A quarter of the more than 400,000 apps for Android examined Google Play the online store represents security risk for users of the operating system, according to a new survey.
The security vendor Bit9 these apps categorized as “questionable” or “suspicious” because they could get access to personal information to collect GPS data, calls or phone numbers and more after the user has granted “permission” to app . “You have to say ‘yes’, otherwise the application will not work,” said the CTO of Bit9.
Games, entertainment and applications of wallpaper, in particular, seem to want to collect this data, even though their roles have little direct use for them.
Bit9 emphasized that this does not necessarily mean that these apps are malware by itself, but can cause damage if compromised, because users have permission to do so.
It is known that there is 600 000 applications on Google Play and second Sverdlove, Bit9 is now compiling a database of “reputation” of Android apps. The company will also do the same process with other app stores, including Apple and Amazon, to create mobile security products that can protect users based on risk scoring apps.
Approaches based on reputation became commonly used throughout the security industry to protect Web users, for example, against sites infected by malware – and now there is interest in applying similar procedures to analyze the risk associated with mobile applications.
- Bit9 these applications categorized as “questionable” and “suspect” Google Play as follows:
- 42% access GPS location data, and these include apps wallpapers, games and utilities;
- 31% accesses calls or phone numbers;
- 26% access personal data such as contacts and emails;
- 9% charge for usage permissions.
In its report, the Bit9 described his methodology as track Google Play seeking detailed information about the 412 000 mobile applications, including developer, popularity, user rating, category, number of downloads, requested permissions and price.
Of the 412,222 Android apps rated, the company claims that more than 290 thousand of them accessing at least one high-risk information, access five or 86 000 8000 more and 10 or more applications access permissions “flagged as potentially dangerous.“
Bit9 defined risk level according to the relative degrees of privacy invasion and feature set of the application – perhaps the ability to wipe the device or change systems configurations.
The study also included a survey of 138 IT professionals responsible for mobile security for more than 400 thousand users in their organizations.
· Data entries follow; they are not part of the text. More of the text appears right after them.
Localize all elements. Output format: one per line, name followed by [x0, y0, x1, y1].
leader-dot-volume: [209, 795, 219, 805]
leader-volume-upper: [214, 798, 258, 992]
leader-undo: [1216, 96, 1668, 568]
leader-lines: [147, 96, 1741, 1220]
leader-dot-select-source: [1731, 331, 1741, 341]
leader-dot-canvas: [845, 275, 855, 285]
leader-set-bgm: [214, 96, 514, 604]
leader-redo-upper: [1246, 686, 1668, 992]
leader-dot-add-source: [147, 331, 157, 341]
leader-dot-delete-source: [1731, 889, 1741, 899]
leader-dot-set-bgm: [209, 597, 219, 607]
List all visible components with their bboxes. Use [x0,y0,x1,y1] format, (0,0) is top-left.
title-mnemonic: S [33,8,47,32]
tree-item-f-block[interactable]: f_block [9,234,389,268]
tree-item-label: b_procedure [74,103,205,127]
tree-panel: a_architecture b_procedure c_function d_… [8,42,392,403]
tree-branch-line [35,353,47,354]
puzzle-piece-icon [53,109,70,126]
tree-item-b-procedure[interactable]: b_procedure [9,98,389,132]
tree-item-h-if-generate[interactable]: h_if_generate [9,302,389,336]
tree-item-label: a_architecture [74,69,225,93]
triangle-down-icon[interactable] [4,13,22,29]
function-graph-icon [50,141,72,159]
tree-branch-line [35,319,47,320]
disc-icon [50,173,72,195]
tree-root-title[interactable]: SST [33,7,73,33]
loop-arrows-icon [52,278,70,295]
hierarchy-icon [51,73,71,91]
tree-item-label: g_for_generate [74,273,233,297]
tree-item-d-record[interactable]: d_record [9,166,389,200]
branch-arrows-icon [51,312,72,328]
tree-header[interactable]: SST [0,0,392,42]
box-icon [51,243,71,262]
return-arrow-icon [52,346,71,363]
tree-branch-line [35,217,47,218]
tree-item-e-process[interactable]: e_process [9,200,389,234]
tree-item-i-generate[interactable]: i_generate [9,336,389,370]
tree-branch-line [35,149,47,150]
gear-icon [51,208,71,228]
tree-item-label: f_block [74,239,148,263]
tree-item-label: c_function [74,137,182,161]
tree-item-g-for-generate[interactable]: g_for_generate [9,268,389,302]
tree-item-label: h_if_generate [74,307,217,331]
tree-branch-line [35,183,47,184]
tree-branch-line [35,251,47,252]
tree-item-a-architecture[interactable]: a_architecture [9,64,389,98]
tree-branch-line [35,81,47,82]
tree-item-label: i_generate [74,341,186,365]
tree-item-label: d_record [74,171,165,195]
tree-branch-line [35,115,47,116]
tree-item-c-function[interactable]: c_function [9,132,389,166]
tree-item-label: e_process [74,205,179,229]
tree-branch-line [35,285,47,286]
It was found that:
- 78% think that the phone makers do not focus enough on security, but 71% allow the employee bring your own device to access the organization’s network;
- Only 24% implement some form of monitoring or control app granting visibility into devices of employees;
- 84% think that iOS is “safer” than Android and 93% of respondents allow iOS devices to access your network. Only 77% allow use of Android devices and, surprisingly, 13% say allow Android rooted (with owner privileges on the system) or unlocked iPhones (jailbroken) on their networks;
- 96% of which allow the use of personal devices also allow employees to access emails using the device, while 85% only allow access to calendar data company.